Tai John
Slow Mo

This past weekend, May 13th-May 15th, was such a blessed and beautiful weekend. Why? Well, it taught me the art of going with the flow and revealed the rewards that come with it. If you read my prior post, "Is It Just Me?" this weekend was originally planned as my trip to Cali, but it turned out so much better than I could have imagined.
Fri-yay, I usually always have something scheduled in my planner but since I decided to work the full day, there was nothing on the agenda for the evening. I got off work at about 2:45 PM, made it home, undressed from the day, showered, lounged around, made some popcorn, and hit the movie room for the rest of the night.
Saturday, I slept in like a baby until 1:00 PM when I got a knock on the door to check and see if I was alive. It's funny, on the weekends it's rare that I sleep in or am present at home for too long because I usually make my appointments at the top of the morning so I can get them out of the way and I usually have something planned with someone. No appointments and no get-togethers planned until the evening so, I started my laundry. In the midst of doing my laundry, spontaneity hit me up with intention of chillin'. So I finished my laundry, got ready, and went with it. After all, I had time before game night, which started at 5:00 PM so I figured, why not.

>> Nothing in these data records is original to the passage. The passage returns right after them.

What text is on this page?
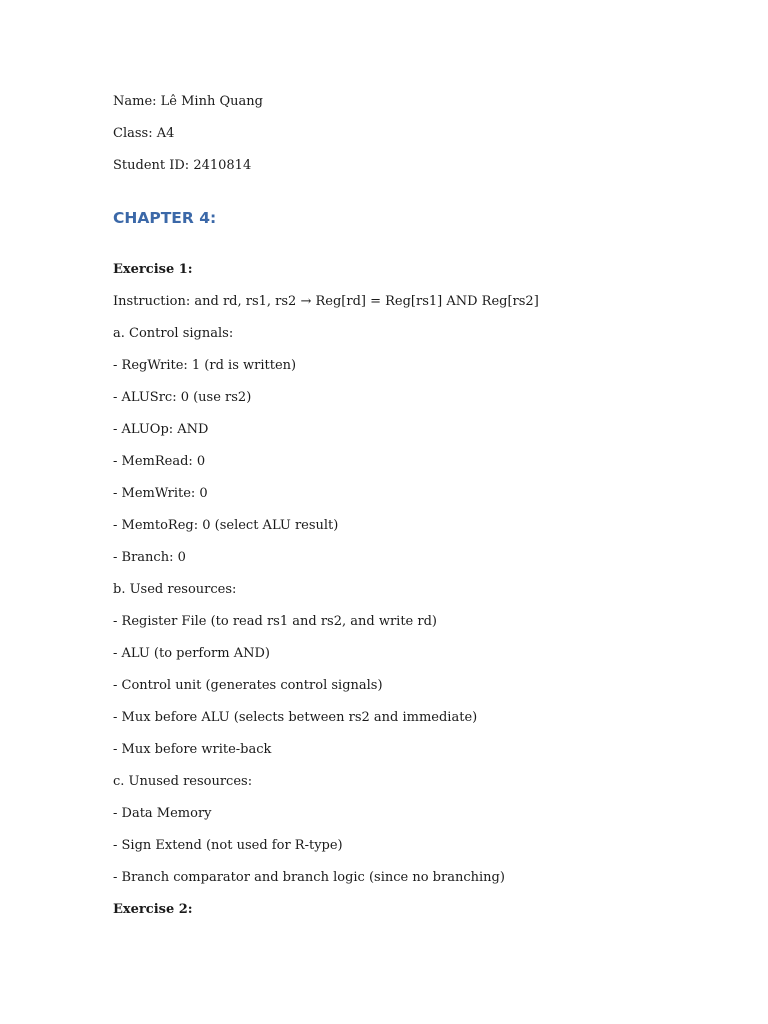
Name: Lê Minh Quang
Class: A4
Student ID: 2410814
CHAPTER 4:
Exercise 1:
Instruction: and rd, rs1, rs2 → Reg[rd] = Reg[rs1] AND Reg[rs2]
a. Control signals:
- RegWrite: 1 (rd is written)
- ALUSrc: 0 (use rs2)
- ALUOp: AND
- MemRead: 0
- MemWrite: 0
- MemtoReg: 0 (select ALU result)
- Branch: 0
b. Used resources:
- Register File (to read rs1 and rs2, and write rd)
- ALU (to perform AND)
- Control unit (generates control signals)
- Mux before ALU (selects between rs2 and immediate)
- Mux before write-back
c. Unused resources:
- Data Memory
- Sign Extend (not used for R-type)
- Branch comparator and branch logic (since no branching)
Exercise 2:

I can't tell you'll why I had so much fun (I really can't, some things deserve to be kept private), but it was definitely one of those times where you are so in tune with what's going on that you forget to pull your phone out to capture the moment. I had so much fun that I ended up being pretty late to game night. Nonetheless, I made it at a decent time to play some games and enjoy the company of some of my core friends. Postgame night, I was pretty beat, especially because my 45-minute commute home just dragged,
Sunday Funday, I got the privilege to sleep in again! Two days in a row is a major record for me! I'm the functioning insomniac who works, plays, and does not sleep nearly as much as I should or need to, so this was huge. After giving my bed the attention and quality time she deserved, I took the time to whip up a filling breakfast for myself, seasoned scrambled eggs, peppered pork bacon, fried turkey pastrami, and a mimosa to cleanse my pallet.

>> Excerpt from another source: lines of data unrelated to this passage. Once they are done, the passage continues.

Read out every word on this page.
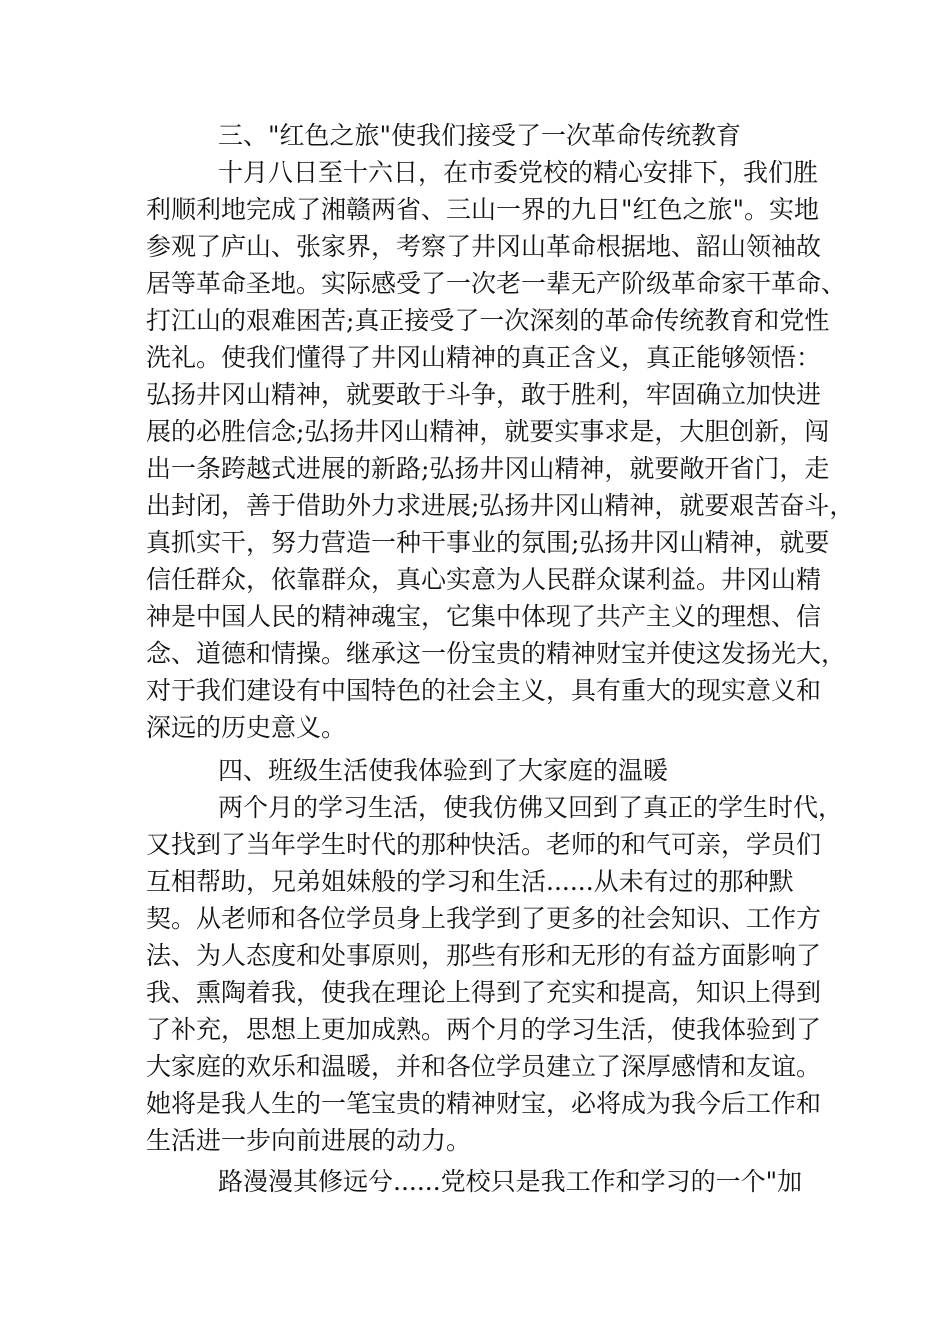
三、"红色之旅"使我们接受了一次革命传统教育
十月八日至十六日，在市委党校的精心安排下，我们胜
利顺利地完成了湘赣两省、三山一界的九日"红色之旅"。实地
参观了庐山、张家界，考察了井冈山革命根据地、韶山领袖故
居等革命圣地。实际感受了一次老一辈无产阶级革命家干革命、
打江山的艰难困苦;真正接受了一次深刻的革命传统教育和党性
洗礼。使我们懂得了井冈山精神的真正含义，真正能够领悟：
弘扬井冈山精神，就要敢于斗争，敢于胜利，牢固确立加快进
展的必胜信念;弘扬井冈山精神，就要实事求是，大胆创新，闯
出一条跨越式进展的新路;弘扬井冈山精神，就要敞开省门，走
出封闭，善于借助外力求进展;弘扬井冈山精神，就要艰苦奋斗，
真抓实干，努力营造一种干事业的氛围;弘扬井冈山精神，就要
信任群众，依靠群众，真心实意为人民群众谋利益。井冈山精
神是中国人民的精神魂宝，它集中体现了共产主义的理想、信
念、道德和情操。继承这一份宝贵的精神财宝并使这发扬光大，
对于我们建设有中国特色的社会主义，具有重大的现实意义和
深远的历史意义。
四、班级生活使我体验到了大家庭的温暖
两个月的学习生活，使我仿佛又回到了真正的学生时代，
又找到了当年学生时代的那种快活。老师的和气可亲，学员们
互相帮助，兄弟姐妹般的学习和生活......从未有过的那种默
契。从老师和各位学员身上我学到了更多的社会知识、工作方
法、为人态度和处事原则，那些有形和无形的有益方面影响了
我、熏陶着我，使我在理论上得到了充实和提高，知识上得到
了补充，思想上更加成熟。两个月的学习生活，使我体验到了
大家庭的欢乐和温暖，并和各位学员建立了深厚感情和友谊。
她将是我人生的一笔宝贵的精神财宝，必将成为我今后工作和
生活进一步向前进展的动力。
路漫漫其修远兮......党校只是我工作和学习的一个"加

Post kitchen clean-up, spontaneity hit me up again, this time for some fun in the sun. I, on a roll with this whole, go with the flow train for the weekend, got ready, slipped on a bikini, and headed out. With this Texas heat coming down heavy on a Saturday afternoon, I got all the pool time I needed and just enough chill time to accompany it. Spent most of my afternoon vibing in the best ways with my friend before I headed home for a shower and much-needed rest.
Those who know me, are aware that I am glued to my planner like it's a body part, and understand how great this weekend actually was for me. Not having to wake up at 6:00 AM for work, go to both of my jobs during the week or weekend, or wake up early for any appointments is a blessing and a privilege that I often overlook. It's a rare gift for me to receive or give to myself. Having time to make breakfast for me is something I consider a rare treat. I truly enjoy cooking and baking but due to some recent lifestyle changes, I have not been able to whip in the kitchen as often as I would like.
Going with the flow and not making concrete plans was really nice because it opened up my day to so many more possibilities. In comparison to a heavily scheduled day, where I am going from one thing to the next non-stop, going with the flow didn't leave me feeling drained. I was able to be present in each and every moment and truly enjoy myself. Hell! The weekend which usually feels more like a 30-minute lunch break felt like an actual end of the week. For once, the days didn't blur together and I could differentiate what happened from day to day.
I have a newfound respect for my friends who say, "Man you're going to hate me because I don't plan, I'm spontaneous, I go with the flow." Actually, I don't hate you at all. Now that I have a better understanding I also have a greater appreciation for the manner in which you go about living your life. I am still and will forever be an itinerary and planner kinda-gal, but I'm learning that not everything has to be scheduled, some things are better left unplanned, and that some of the best experiences and people you meet in life happen spontaneously.

Going with the flow this past weekend enabled me to do something that I have a really hard time doing, relaxing. I was so relaxed and at ease knowing that I didn't have to prep or prepare for anything. It allowed me to be present in each and every moment I was given. I could care less about where my phone was and about anything going on other than what I was doing at the moment. That, to me, is truly living. Not everything has to be recorded or captured for the sake of getting some kind of gratification from friends and strangers on social media, some things are best kept to yourself, for your enjoyment, for your personal fulfillment.
And that is what this weekend was for me. A moment to slow down and take in all that is around me. A moment to be still. A moment to be silent. A moment to breathe. A moment to be in the state of ultimate peace and relaxation. A moment to take it one thing at a time. A moment to take things slow. A moment to embrace the unknown. A moment to be fulfilled in ways I didn't know I needed or could be fulfilled. Nothing wrong with not always doing something, we all need slow moments in life to bring us back to sanity and the reality that the best things in life are not rushed but come to fruition slowly, surely, and with certainty. My goal is to live a softer, relaxing, peace-filled life, and I think I found the key to getting there, embracing the unplanned and spontaneity life brings and moving in slow mo with the flow.